Business credit cards with no credit check?

Sorry: you’re not going to get a business credit card without a credit check in the UK. However, even if you have bad credit history or none at all, you still have plenty of options.

If you’re starting a new business and you have no business credit history, or if your business has a dodgy credit score due to missed payments in the past, it’s understandable that you might wonder if any providers offer business credit cards with no credit check.

The answer is no. Credit card providers are obliged to make sure they lend responsibly, so your credit report will be assessed. There’s no getting around it.

Fortunately we’ve uncovered the secrets to giving yourself the best chance of being approved for a business credit card, even if your credit rating is poor. Take a look at your options and then you can spend less time worrying about your credit score and more time doing what you do best: running a successful business.

How do lenders assess business credit card applicants?

When you apply for a business credit card, lenders will always assess your business credit score, as well as financial documentation like your bank statements. They do this both to decide whether to lend to you at all, and to determine the terms of the credit you’ll be offered. That means things like your credit limit, interest rate and any interest-free periods. The better your credit scores, the better the deal you’re likely to be offered.

However, in some cases they will also check the business owner’s personal credit score.

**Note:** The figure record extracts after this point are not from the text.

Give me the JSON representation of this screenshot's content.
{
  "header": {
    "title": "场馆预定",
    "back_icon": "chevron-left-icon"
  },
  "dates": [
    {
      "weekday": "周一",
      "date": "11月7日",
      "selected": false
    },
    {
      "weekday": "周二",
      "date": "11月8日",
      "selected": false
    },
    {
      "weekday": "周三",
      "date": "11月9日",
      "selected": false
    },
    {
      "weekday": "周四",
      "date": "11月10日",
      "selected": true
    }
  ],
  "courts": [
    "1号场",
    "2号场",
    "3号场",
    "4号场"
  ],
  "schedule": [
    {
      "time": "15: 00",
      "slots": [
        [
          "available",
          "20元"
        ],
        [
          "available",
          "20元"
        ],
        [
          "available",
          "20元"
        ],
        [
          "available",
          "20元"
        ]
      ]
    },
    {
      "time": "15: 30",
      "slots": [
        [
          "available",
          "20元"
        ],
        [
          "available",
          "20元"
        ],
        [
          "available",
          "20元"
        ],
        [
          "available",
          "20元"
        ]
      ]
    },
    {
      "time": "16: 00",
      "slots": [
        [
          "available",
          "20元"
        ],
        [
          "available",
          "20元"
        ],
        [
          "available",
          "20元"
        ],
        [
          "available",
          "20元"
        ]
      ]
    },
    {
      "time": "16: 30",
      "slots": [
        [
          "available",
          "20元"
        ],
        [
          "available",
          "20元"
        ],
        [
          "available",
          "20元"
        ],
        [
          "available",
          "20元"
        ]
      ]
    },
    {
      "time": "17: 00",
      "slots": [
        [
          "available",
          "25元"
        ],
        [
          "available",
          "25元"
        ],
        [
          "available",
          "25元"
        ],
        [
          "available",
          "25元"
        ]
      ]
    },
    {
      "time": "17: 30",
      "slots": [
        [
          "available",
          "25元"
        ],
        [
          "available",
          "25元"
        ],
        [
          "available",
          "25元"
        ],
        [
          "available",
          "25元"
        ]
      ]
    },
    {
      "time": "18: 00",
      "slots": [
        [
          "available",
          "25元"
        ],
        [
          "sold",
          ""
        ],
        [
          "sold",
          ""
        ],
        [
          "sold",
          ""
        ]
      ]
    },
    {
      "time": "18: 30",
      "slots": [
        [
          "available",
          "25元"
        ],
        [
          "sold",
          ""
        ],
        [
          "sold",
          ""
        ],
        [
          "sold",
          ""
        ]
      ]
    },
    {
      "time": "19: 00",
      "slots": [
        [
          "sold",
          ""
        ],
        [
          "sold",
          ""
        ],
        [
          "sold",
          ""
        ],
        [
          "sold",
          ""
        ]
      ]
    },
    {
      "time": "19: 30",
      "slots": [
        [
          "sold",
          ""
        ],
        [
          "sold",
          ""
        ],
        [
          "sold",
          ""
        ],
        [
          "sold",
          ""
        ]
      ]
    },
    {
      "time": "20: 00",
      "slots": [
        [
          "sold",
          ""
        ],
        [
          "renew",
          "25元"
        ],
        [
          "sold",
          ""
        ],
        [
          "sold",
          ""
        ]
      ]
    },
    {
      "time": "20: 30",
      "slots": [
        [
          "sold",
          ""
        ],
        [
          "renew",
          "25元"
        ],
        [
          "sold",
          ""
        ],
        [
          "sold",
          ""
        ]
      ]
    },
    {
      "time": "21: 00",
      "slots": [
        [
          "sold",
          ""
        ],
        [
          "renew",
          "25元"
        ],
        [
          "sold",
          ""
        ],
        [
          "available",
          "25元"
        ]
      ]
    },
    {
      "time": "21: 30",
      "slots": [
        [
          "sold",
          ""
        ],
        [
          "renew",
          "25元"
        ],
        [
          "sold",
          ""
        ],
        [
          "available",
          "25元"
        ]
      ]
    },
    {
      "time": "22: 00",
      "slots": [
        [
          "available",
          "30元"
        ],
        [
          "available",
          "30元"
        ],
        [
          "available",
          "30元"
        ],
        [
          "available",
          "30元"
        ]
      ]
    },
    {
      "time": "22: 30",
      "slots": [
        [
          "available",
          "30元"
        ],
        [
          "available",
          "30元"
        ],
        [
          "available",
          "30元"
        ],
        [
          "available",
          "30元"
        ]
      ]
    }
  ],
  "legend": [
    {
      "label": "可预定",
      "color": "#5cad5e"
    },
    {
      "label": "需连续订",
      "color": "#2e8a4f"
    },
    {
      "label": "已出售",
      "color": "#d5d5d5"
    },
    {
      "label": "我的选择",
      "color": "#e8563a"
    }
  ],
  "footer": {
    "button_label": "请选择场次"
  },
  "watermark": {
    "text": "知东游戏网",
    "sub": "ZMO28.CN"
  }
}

This is common when your business is new and doesn’t have much trading history to assess.

To improve your chances of being approved for a business credit card, you’ll want to take steps to improve both credit scores by ensuring all personal and business debt payments are made on time.

How to improve your chances of being approved for a business credit card

The best thing you can do is take steps to improve your credit score. However, you can also check your eligibility for the following types of business credit cards for which you’re more likely to be approved, even with a bad credit score.

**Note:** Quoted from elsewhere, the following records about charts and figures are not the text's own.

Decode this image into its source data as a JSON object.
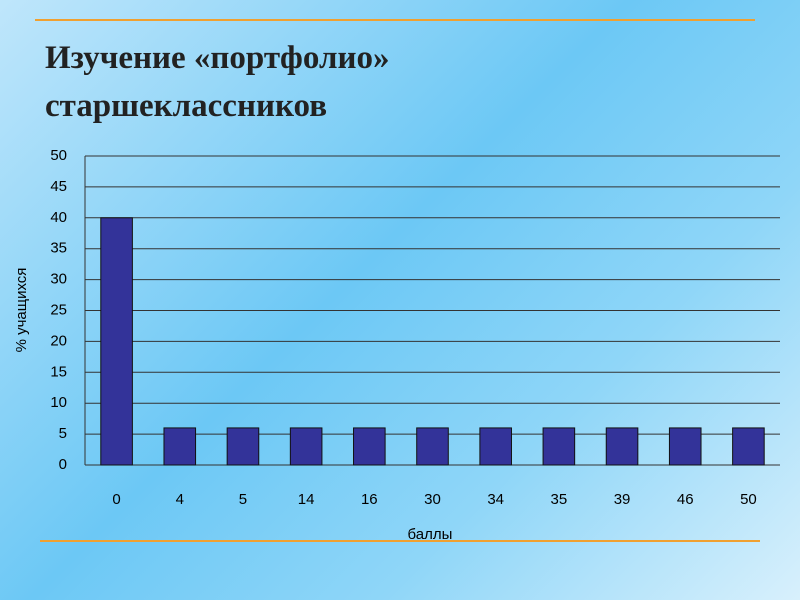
{
  "chart_data": {
    "type": "bar",
    "title": "Изучение «портфолио» старшеклассников",
    "x_label": "баллы",
    "y_label": "% учащихся",
    "categories": [
      "0",
      "4",
      "5",
      "14",
      "16",
      "30",
      "34",
      "35",
      "39",
      "46",
      "50"
    ],
    "values": [
      40,
      6,
      6,
      6,
      6,
      6,
      6,
      6,
      6,
      6,
      6
    ],
    "color": "#333399",
    "ylim": [
      0,
      50
    ],
    "yticks": [
      0,
      5,
      10,
      15,
      20,
      25,
      30,
      35,
      40,
      45,
      50
    ],
    "grid": true
  }
}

  • Credit cards with a personal guarantee. This allows the lender to seek funds from your personal accounts if your business falls behind on repayments, providing extra protection for the lender so they feel more comfortable approving your business credit card application. The major disadvantage is the personal risk you’re taking on. If your business is ever unable to repay its debt, you might compromise your savings, or even end up with a personal bankruptcy on your credit report for six years.
  • Secured business credit cards. With this type of card, you pay a deposit which is held by the card issuer until you return the card. This is another form of protection that can help lenders feel more comfortable approving your application. However, although this form of credit card is popular in the US, it’s quite rare in the UK.
  • Bad credit business credit cards. There is a specific market of business credit cards aimed at companies with poor credit scores. However, these cards tend to have huge interest rates, low credit limits and strict terms. You may prefer to build your credit score instead of applying for one of these. Read our guide to business credit scores for tips on how to build business credit history.

Eligibility checks vs full application

Many business credit card providers offer an eligibility checker tool on their website. These require you to fill in a few financial details to see whether you’re likely to be accepted for a specific credit card.

The most useful thing about these tools is that they only run a “soft check” of your credit report. This doesn’t affect your credit score at all. A “hard check” of your credit report produces a temporary dip in your credit score.

If you’re approved by an eligibility checker, you’ll still have to make a full application. This will include a “hard check” of your credit report. It’ll also require more information, and you could still be declined based on these additional details.

Still, by assessing the likelihood of being approved for a credit card before you make a full application, you can reduce the chances of damaging your credit score by being declined several times.

Dos and don’ts

Do

  • Consider applying for a secured credit card or one with a personal guarantee.
  • Use an eligibility checker before making a full application.
  • Take steps to improve your business and personal credit scores.

Don’t

  • Apply for a credit card if an eligibility checker declines you.
  • Make several applications in a short space of time. This can damage your credit score further.
  • Spend more than you can afford to repay.

What if I’m turned down for a business credit card because of my credit score?

You still have a few options available to you at this point. The best one for you depends on the reason you wanted a business credit card in the first place.

  • Do you need the flexibility to manage your cash flow when you’re waiting for invoices to be paid? If so, and if your personal credit score is better than that of your business, you could consider using a personal card for business spending – with caution. Check the terms of your card to make sure it doesn’t prohibit business use; track your spending carefully to make sure you can separate personal and business transactions for bookkeeping purposes; and remember you’ll be personally liable for any debts you incur.
  • Do you need to provide cards for your employees to use when they’re making transactions on behalf of the business? If that’s the case, you could consider a prepaid card.
  • Do you need to spread the cost of a large purchase for the business? You have plenty of other options for business finance in that case.
  • Do you want to earn and spend rewards? You could use a personal reward credit card. However, you might be better off concentrating on improving your business credit score. This will help you get a reward card tailored to your business in the future. Concentrate on paying all your other bills on time and then maybe try again in 12 months.